J'ai lu ici un texte magnifique d'Asphodèle (pléonasme) commençant par " Je me souviens".
Alors moi aussi j'ai eu envie de me souvenir...à ma manière.
Lidée originale vient de chez Gwen que vous pouvez retrouver ici.
Moi aussi je me souviens…la mémoire est sélective, mon cœur vieillot n’a plus de place et je ne puis l’éclaircir comme s’il s'agissait d'une étagère de ma bibliothèque.
Je me souviens enfant alors petit bout, de mon espoir d’être juste normal. Aller à l’école pour étudier et jouer avec les copains. Mais pour moi, pas de copains. Le jour où j’arrêtais un ballon de football avec les mains sans être gardien de but, je devins la risée de la cour d’école.
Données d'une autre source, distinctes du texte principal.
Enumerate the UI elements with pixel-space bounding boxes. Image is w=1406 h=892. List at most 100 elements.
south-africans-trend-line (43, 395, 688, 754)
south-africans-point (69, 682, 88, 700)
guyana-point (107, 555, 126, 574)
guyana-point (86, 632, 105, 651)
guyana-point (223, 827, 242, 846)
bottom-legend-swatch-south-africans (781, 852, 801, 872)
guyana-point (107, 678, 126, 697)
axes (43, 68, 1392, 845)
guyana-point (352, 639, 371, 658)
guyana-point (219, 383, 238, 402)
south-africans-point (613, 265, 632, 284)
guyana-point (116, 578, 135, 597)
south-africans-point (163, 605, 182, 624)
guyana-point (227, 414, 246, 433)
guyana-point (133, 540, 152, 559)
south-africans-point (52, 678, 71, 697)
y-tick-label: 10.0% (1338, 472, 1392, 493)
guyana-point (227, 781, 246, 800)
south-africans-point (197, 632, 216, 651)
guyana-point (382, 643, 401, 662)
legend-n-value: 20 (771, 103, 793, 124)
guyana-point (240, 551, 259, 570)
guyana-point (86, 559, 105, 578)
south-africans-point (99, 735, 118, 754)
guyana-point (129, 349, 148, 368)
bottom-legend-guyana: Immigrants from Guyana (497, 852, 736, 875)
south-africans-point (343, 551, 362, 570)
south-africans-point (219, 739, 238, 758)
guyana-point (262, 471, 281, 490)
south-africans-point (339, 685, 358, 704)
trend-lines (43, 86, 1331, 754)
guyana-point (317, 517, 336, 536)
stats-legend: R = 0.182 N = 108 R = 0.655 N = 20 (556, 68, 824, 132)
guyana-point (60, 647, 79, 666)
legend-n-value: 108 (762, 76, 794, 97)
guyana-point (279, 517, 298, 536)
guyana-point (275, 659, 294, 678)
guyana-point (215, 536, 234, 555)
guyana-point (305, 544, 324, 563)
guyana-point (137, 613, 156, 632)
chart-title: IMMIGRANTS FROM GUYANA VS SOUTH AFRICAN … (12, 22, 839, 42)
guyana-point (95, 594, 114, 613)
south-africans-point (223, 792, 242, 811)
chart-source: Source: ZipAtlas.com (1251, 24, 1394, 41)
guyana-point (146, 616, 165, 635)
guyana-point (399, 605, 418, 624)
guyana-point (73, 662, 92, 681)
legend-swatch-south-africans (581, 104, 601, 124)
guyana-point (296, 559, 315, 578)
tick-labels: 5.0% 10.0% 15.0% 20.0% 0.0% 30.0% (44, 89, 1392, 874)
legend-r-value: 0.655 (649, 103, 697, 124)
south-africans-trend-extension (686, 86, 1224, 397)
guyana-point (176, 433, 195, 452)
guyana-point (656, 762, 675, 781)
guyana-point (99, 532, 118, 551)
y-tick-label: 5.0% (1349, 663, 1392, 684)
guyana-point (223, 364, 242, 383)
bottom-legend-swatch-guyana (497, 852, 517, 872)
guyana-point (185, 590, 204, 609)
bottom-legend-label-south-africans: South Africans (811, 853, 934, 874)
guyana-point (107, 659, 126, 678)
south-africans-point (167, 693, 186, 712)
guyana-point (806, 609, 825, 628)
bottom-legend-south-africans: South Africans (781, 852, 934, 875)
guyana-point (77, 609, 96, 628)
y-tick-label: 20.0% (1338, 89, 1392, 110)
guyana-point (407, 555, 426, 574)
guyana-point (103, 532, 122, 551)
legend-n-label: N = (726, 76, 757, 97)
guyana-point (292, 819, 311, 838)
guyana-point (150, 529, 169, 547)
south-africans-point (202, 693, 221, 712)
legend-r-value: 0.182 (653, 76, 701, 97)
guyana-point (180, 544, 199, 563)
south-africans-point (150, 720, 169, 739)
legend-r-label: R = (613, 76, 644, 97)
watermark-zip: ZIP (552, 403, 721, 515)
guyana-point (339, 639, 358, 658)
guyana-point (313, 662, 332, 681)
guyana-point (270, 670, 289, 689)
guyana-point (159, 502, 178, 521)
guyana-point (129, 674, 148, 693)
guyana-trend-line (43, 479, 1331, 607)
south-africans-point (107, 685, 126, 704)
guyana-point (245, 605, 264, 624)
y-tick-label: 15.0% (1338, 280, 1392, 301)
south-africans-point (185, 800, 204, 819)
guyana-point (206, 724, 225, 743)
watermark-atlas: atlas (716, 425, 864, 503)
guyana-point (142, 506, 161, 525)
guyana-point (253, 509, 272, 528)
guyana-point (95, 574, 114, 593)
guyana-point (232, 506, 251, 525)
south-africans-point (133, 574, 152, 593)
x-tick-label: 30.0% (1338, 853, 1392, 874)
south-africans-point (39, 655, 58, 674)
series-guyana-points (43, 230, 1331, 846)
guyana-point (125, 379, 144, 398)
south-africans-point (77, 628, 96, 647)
Les récréations n’en furent plus, comment leur expliquer que je n’avais pas de père et que ce ballon me rendait prisonnier ?
La lecture ne m’avait pas encore sauvée…Je rêvais alors d’être magicien mais c’est la vie qui m’a joué des tours.
Je me souviens de la première fée, irréelle comme une étoile filante, brillante comme l’étoile polaire, sa voix lactée me terrassa méthodiquement. Amoureux ? A cet âge on ne tombe pas amoureux, on aime, on fait l’amour, on papillonne…l’amour est bien trop obscur lorsqu’on a pas encore vingt ans.
Je me souviens de la beauté du couchant sur la plage aux contrebandiers, de la majesté du levant sur le sommet enneigé…du mariage blanc de la neige et du feu. Je me souviens du jour où tu m’as aimé pour la première fois, de la nuit où je t’ai amenée à la maternité en catastrophe avec trois sacs remplis à ras bord…la sage femme nous a demandés où nous partions en voyage … Heureusement qu’il n’y avait pas encore de maternité low-cost comme pour les compagnies aériennes, sans cela on était en surcharge de bagages…un comble pour moi qui n’ai pas fait d’études.
On l’appela Lizzie parce que c’était elle, parce que c’était nous et que nous l’avions promis à Jane lors de nos voyages dans sa campagne anglaise Jane est toujours sur notre étagère de bookins mais tu ne la lis plus…
Je me souviens des promenades à trois dans la forêt de bambous, des pauses sur les vieux bancs patinés par le temps, des rayons de soleil entreprenants qui caressaient ton visage et s’immisçaient entre tes lèvres. Tu étais si belle que seule l’ombre pouvait te mettre en valeur. Au soleil tu rougissais, dans ton sommeil parfois tu rugissais, et moi j’étais borderline.
Je me souviens des années douces et roses, du quotidien sans prose, de mes premières lunettes, de tes premières rides…de cette pétasse blonde qui te donnait systématiquement des crèmes anti-âge à la parfumerie et que tu haïssais hystériquement.
Je me souviens encore je me souviens si peu…du temps qui passe, de l’amour qui lasse. Les bambous sont toujours là, les bancs n’ont pas cassé, les amoureux se bécotent encore sur leur assise et tu es toujours belle.
Lizzie est partie vivre sa vie loin de la notre…et tu ne te souviens plus de rien…tu voudrais bien mais ton cerveau s’est vidé, ton sablier n’a pas su se retourner.
Cela ne fait rien, je me souviens pour deux, et me raccroche encore à la vie et à ton bras, ma douce amie.